Hadis yang bermakna umum adalah:

telah mengabarkan kepada kami dari Sa’id bin Abu Maryam dari Abdullah Bin wahb dari Yunus bin Yazid dari az-Zugri dari Salim bin Abdilah dari Bapaknya ra dari Nabi Saw. bersabda: sesuatu (tanaman) yang diairi dengan hujan, zakatnya 1/10%, dan sesuatu (tanaman) yang diairi dengan upaya tenaga, zakatnya 1/20%.” (HR. Bukhari)


Kata “maa” dalam hadis itu bermakna umum. Ayat al-Qur’an yang bermakna umum adalah:

Dan Dialah yang menjadikan kebun-kebun yang bersusunsusun dan yang tidak bersusun-susun, pohon kurma, tanam tanaman yang bermacam-macam buahnya, zaitun dan delima yang serupa (bentuk dan warnanya), dan tidak sama (rasanya). Makanlah dari buahnya (yang bermacam-macam itu) bila dia berbuah, dan berikanlah haknya (zakatnya) pada saat panennya (dengan dikeluarkan zakatnya).” (QS. al-An’am: 141).


Adapun qiyasnya adalah bahwa zakat itu hanya dimaksudkan untuk menutup kebutuhan hidup yang mendesak, sedangkan kebutuhan hidup yang mendesak pada umumnya adalah makanan pokok.

Apabila qiyas ini dipergunakan untuk mentakhsis nash yang umum di atas, maka yang wajib dizakati hanyalah tanaman yang menjadi makanan pokok.

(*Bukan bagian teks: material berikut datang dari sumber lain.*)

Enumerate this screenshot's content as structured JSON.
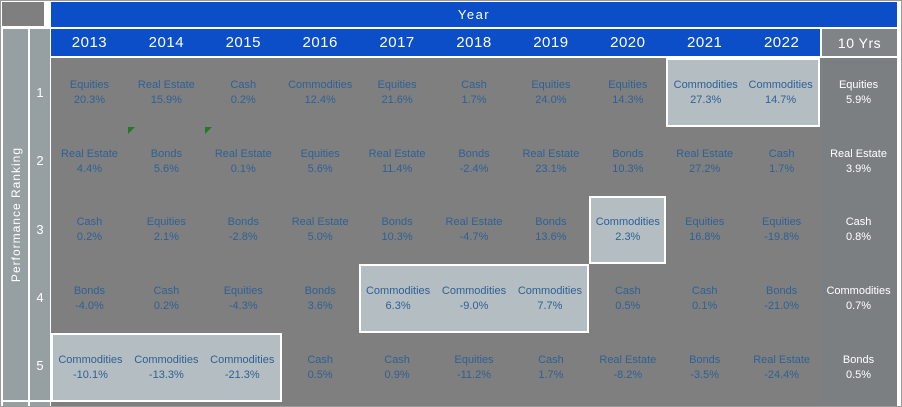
{
  "header": {
    "year_label": "Year",
    "ten_years_label": "10 Yrs"
  },
  "sidebar": {
    "label": "Performance Ranking",
    "ranks": [
      "1",
      "2",
      "3",
      "4",
      "5"
    ]
  },
  "colors": {
    "header_blue": "#0B4EC8",
    "cell_gray": "#7F7F7F",
    "highlight_gray": "#B4BDC1",
    "sidebar_gray": "#96A0A3",
    "cell_text_blue": "#2E6196",
    "ten_years_header_gray": "#808486",
    "flag_green": "#1F7D1F"
  },
  "flags": [
    {
      "rank": "2",
      "column": "2014"
    },
    {
      "rank": "2",
      "column": "2015"
    }
  ],
  "chart_data": {
    "type": "table",
    "x_header": "Year",
    "y_header": "Performance Ranking",
    "columns": [
      "2013",
      "2014",
      "2015",
      "2016",
      "2017",
      "2018",
      "2019",
      "2020",
      "2021",
      "2022",
      "10 Yrs"
    ],
    "rows": [
      {
        "rank": "1",
        "cells": [
          {
            "asset": "Equities",
            "value": "20.3%",
            "highlight": false
          },
          {
            "asset": "Real Estate",
            "value": "15.9%",
            "highlight": false
          },
          {
            "asset": "Cash",
            "value": "0.2%",
            "highlight": false
          },
          {
            "asset": "Commodities",
            "value": "12.4%",
            "highlight": false
          },
          {
            "asset": "Equities",
            "value": "21.6%",
            "highlight": false
          },
          {
            "asset": "Cash",
            "value": "1.7%",
            "highlight": false
          },
          {
            "asset": "Equities",
            "value": "24.0%",
            "highlight": false
          },
          {
            "asset": "Equities",
            "value": "14.3%",
            "highlight": false
          },
          {
            "asset": "Commodities",
            "value": "27.3%",
            "highlight": true
          },
          {
            "asset": "Commodities",
            "value": "14.7%",
            "highlight": true
          },
          {
            "asset": "Equities",
            "value": "5.9%",
            "highlight": false
          }
        ]
      },
      {
        "rank": "2",
        "cells": [
          {
            "asset": "Real Estate",
            "value": "4.4%",
            "highlight": false
          },
          {
            "asset": "Bonds",
            "value": "5.6%",
            "highlight": false
          },
          {
            "asset": "Real Estate",
            "value": "0.1%",
            "highlight": false
          },
          {
            "asset": "Equities",
            "value": "5.6%",
            "highlight": false
          },
          {
            "asset": "Real Estate",
            "value": "11.4%",
            "highlight": false
          },
          {
            "asset": "Bonds",
            "value": "-2.4%",
            "highlight": false
          },
          {
            "asset": "Real Estate",
            "value": "23.1%",
            "highlight": false
          },
          {
            "asset": "Bonds",
            "value": "10.3%",
            "highlight": false
          },
          {
            "asset": "Real Estate",
            "value": "27.2%",
            "highlight": false
          },
          {
            "asset": "Cash",
            "value": "1.7%",
            "highlight": false
          },
          {
            "asset": "Real Estate",
            "value": "3.9%",
            "highlight": false
          }
        ]
      },
      {
        "rank": "3",
        "cells": [
          {
            "asset": "Cash",
            "value": "0.2%",
            "highlight": false
          },
          {
            "asset": "Equities",
            "value": "2.1%",
            "highlight": false
          },
          {
            "asset": "Bonds",
            "value": "-2.8%",
            "highlight": false
          },
          {
            "asset": "Real Estate",
            "value": "5.0%",
            "highlight": false
          },
          {
            "asset": "Bonds",
            "value": "10.3%",
            "highlight": false
          },
          {
            "asset": "Real Estate",
            "value": "-4.7%",
            "highlight": false
          },
          {
            "asset": "Bonds",
            "value": "13.6%",
            "highlight": false
          },
          {
            "asset": "Commodities",
            "value": "2.3%",
            "highlight": true
          },
          {
            "asset": "Equities",
            "value": "16.8%",
            "highlight": false
          },
          {
            "asset": "Equities",
            "value": "-19.8%",
            "highlight": false
          },
          {
            "asset": "Cash",
            "value": "0.8%",
            "highlight": false
          }
        ]
      },
      {
        "rank": "4",
        "cells": [
          {
            "asset": "Bonds",
            "value": "-4.0%",
            "highlight": false
          },
          {
            "asset": "Cash",
            "value": "0.2%",
            "highlight": false
          },
          {
            "asset": "Equities",
            "value": "-4.3%",
            "highlight": false
          },
          {
            "asset": "Bonds",
            "value": "3.6%",
            "highlight": false
          },
          {
            "asset": "Commodities",
            "value": "6.3%",
            "highlight": true
          },
          {
            "asset": "Commodities",
            "value": "-9.0%",
            "highlight": true
          },
          {
            "asset": "Commodities",
            "value": "7.7%",
            "highlight": true
          },
          {
            "asset": "Cash",
            "value": "0.5%",
            "highlight": false
          },
          {
            "asset": "Cash",
            "value": "0.1%",
            "highlight": false
          },
          {
            "asset": "Bonds",
            "value": "-21.0%",
            "highlight": false
          },
          {
            "asset": "Commodities",
            "value": "0.7%",
            "highlight": false
          }
        ]
      },
      {
        "rank": "5",
        "cells": [
          {
            "asset": "Commodities",
            "value": "-10.1%",
            "highlight": true
          },
          {
            "asset": "Commodities",
            "value": "-13.3%",
            "highlight": true
          },
          {
            "asset": "Commodities",
            "value": "-21.3%",
            "highlight": true
          },
          {
            "asset": "Cash",
            "value": "0.5%",
            "highlight": false
          },
          {
            "asset": "Cash",
            "value": "0.9%",
            "highlight": false
          },
          {
            "asset": "Equities",
            "value": "-11.2%",
            "highlight": false
          },
          {
            "asset": "Cash",
            "value": "1.7%",
            "highlight": false
          },
          {
            "asset": "Real Estate",
            "value": "-8.2%",
            "highlight": false
          },
          {
            "asset": "Bonds",
            "value": "-3.5%",
            "highlight": false
          },
          {
            "asset": "Real Estate",
            "value": "-24.4%",
            "highlight": false
          },
          {
            "asset": "Bonds",
            "value": "0.5%",
            "highlight": false
          }
        ]
      }
    ]
  }
}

Namun, apabila qiyas ini dikalahkan oleh nash yang umum itu, berarti yang bukan makanan pokok juga wajib dizakati. Hanya rumput, kayu bakar, dan bambu saja yang tidak wajib dizakati.

Ulama yang mewajibkan zakat pada makanan pokok, suatu saat berbeda pendapat dalam menentukan hukum zakat untuk suatu tanaman. Hal itu disebabkan oleh apakah tanaman tersebut dianggap makanan pokok atau tidak. Contohnya adalah buah zaitun. Sedangkan Malik berpendapat bahwa buah zaitun wajib .dizakati karena dianggap makanan pokok. Sedangkan Syafi’i berpendapat bahwa buah zaitun tidak wajib dizakati karena dianggap bukan makanan pokok seperti pendapatnya yang dikemukakan saat ia berada di Mesir. Pendukung Malik, sebagian mewajibkan zakat buah zaitun dan sebagian yang lain tidak mewajibkannya.

Ibnu Habib berpendapat bahwa ayat yang berbunyi: “Dan Dialah yang menjadikan kebun-kebun yang bersusun-susun dan yang tidak bersusun-susun.” (QS. al-An’am: 141) menunjukkan bahwa yang wajib dizakati adalah buah yang selain zaitun, namun pendapat in) lemah.